When is it time to say goodbye?
Entertainers as great as Dean Martin and Frank Sinatra had a tough time knowing when it was time to step out of the spotlight. With some acts, the ticket-buying public decides for them.
Wayne Newton is 67 and calls his Tropicana show “Once Before I Go.” His singing voice has been strained for more than a decade, and he hints of retirement.
But Mr. Las Vegas is ever the showman, and who knows? He could follow his USO work into a Bob Hope format, introducing younger talent in a variety show.
Ray Price turns 84 in January. Unless something happens to the singer between now and Friday, the indestructible country great will sing “Make the World Go Away” at Boulder Station for his eighth time in 10 years.
That’s fairly remarkable when you think of how many octogenarians still sell tickets in Las Vegas. There’s Don Rickles, Tony Bennett — and that’s about it.
But with Price, it’s especially impressive after a rough summer. “I had colon cancer real bad and they took out almost all my colon,” he says. “It was a pretty tough operation, but I’ve been doing rehab three times a week. I got my strength back real fast.
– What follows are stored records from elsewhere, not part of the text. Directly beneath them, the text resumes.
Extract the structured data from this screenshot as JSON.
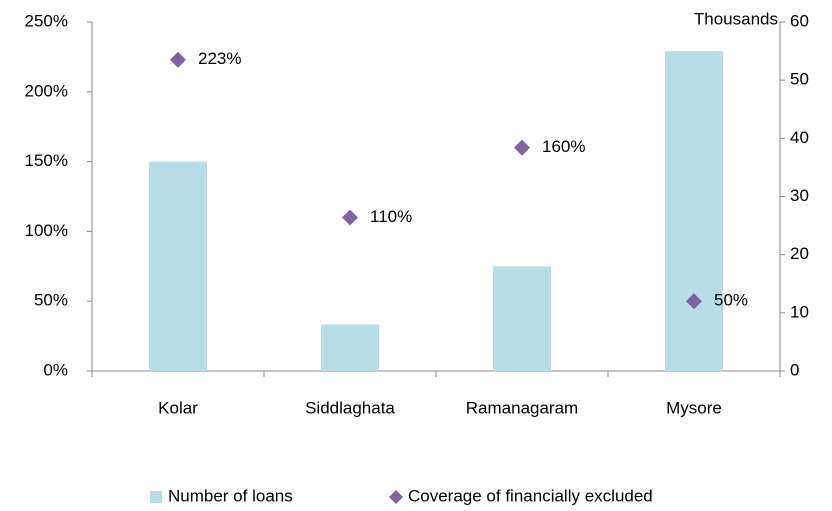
{
  "chart_data": {
    "type": "combo",
    "categories": [
      "Kolar",
      "Siddlaghata",
      "Ramanagaram",
      "Mysore"
    ],
    "series": [
      {
        "name": "Number of loans",
        "type": "bar",
        "axis": "y2",
        "color": "#b7dde8",
        "values": [
          36,
          8,
          18,
          55
        ]
      },
      {
        "name": "Coverage of financially excluded",
        "type": "scatter",
        "color": "#8064a2",
        "values": [
          223,
          110,
          160,
          50
        ],
        "value_labels": [
          "223%",
          "110%",
          "160%",
          "50%"
        ]
      }
    ],
    "ylim": [
      0,
      250
    ],
    "yticks": [
      {
        "value": 0,
        "label": "0%"
      },
      {
        "value": 50,
        "label": "50%"
      },
      {
        "value": 100,
        "label": "100%"
      },
      {
        "value": 150,
        "label": "150%"
      },
      {
        "value": 200,
        "label": "200%"
      },
      {
        "value": 250,
        "label": "250%"
      }
    ],
    "y2lim": [
      0,
      60
    ],
    "y2ticks": [
      0,
      10,
      20,
      30,
      40,
      50,
      60
    ],
    "y2label": "Thousands",
    "legend": "bottom",
    "grid": false
  }
}
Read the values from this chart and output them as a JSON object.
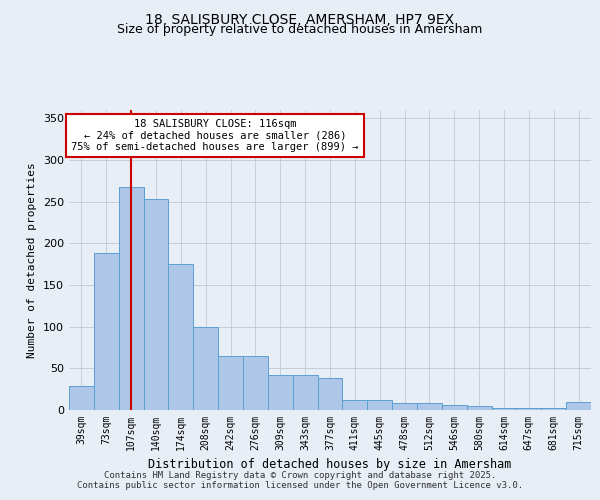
{
  "title_line1": "18, SALISBURY CLOSE, AMERSHAM, HP7 9EX",
  "title_line2": "Size of property relative to detached houses in Amersham",
  "xlabel": "Distribution of detached houses by size in Amersham",
  "ylabel": "Number of detached properties",
  "bar_labels": [
    "39sqm",
    "73sqm",
    "107sqm",
    "140sqm",
    "174sqm",
    "208sqm",
    "242sqm",
    "276sqm",
    "309sqm",
    "343sqm",
    "377sqm",
    "411sqm",
    "445sqm",
    "478sqm",
    "512sqm",
    "546sqm",
    "580sqm",
    "614sqm",
    "647sqm",
    "681sqm",
    "715sqm"
  ],
  "bar_values": [
    29,
    188,
    268,
    253,
    175,
    100,
    65,
    65,
    42,
    42,
    38,
    12,
    12,
    8,
    8,
    6,
    5,
    3,
    3,
    3,
    10
  ],
  "bar_color": "#aec6e8",
  "bar_edgecolor": "#5a9fd4",
  "vline_index": 2,
  "vline_color": "#cc0000",
  "ylim": [
    0,
    360
  ],
  "yticks": [
    0,
    50,
    100,
    150,
    200,
    250,
    300,
    350
  ],
  "annotation_text": "18 SALISBURY CLOSE: 116sqm\n← 24% of detached houses are smaller (286)\n75% of semi-detached houses are larger (899) →",
  "annotation_box_color": "#ffffff",
  "annotation_border_color": "#cc0000",
  "bg_color": "#e8eef5",
  "footnote1": "Contains HM Land Registry data © Crown copyright and database right 2025.",
  "footnote2": "Contains public sector information licensed under the Open Government Licence v3.0.",
  "title_fontsize": 10,
  "subtitle_fontsize": 9
}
“I’m not over the operation yet,” he adds. “It’ll take a year to get over to get my energy back right. But I’m back enough where I’m doing good shows.”
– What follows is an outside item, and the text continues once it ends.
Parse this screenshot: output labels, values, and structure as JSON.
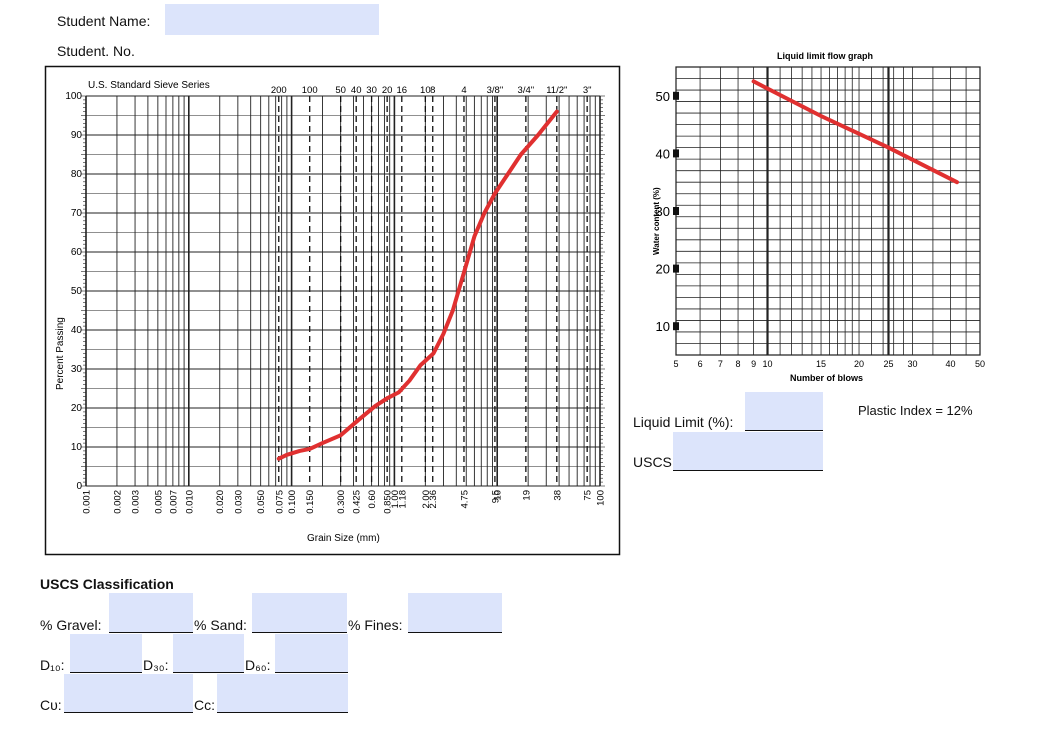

Like Bennett or Ralph Stanley, Price is more valued as an elder statesman than he often was in his journeyman years. “For the Good Times” was a pop hit in 1970. But it was harder then for an act to cross over from the country charts, where Price had 80 hits.
Two years ago, Price teamed with Merle Haggard and Willie Nelson for the “Last of the Breed” tour at Planet Hollywood. Price came out and opened the show with an extra 40 minutes.
Now they’re talking about a reprise of the tour. And he may do some shows with an orchestra or big band next year. “It’s kind of up to other forces, but I’m going to stay as long as I can still do it and do it good.”
But what about the big question: How will he know when it’s time to step down?
“The minute I don’t do it good or my voice starts going, so do I,” he says. “I’m not gonna subject my fans to that.”
Does he trust his own judgment? “I have to. I’m the one that’s gotta do the work,” he says. “My family would tell me in an instant. But I’ll know, I won’t have to worry about it.”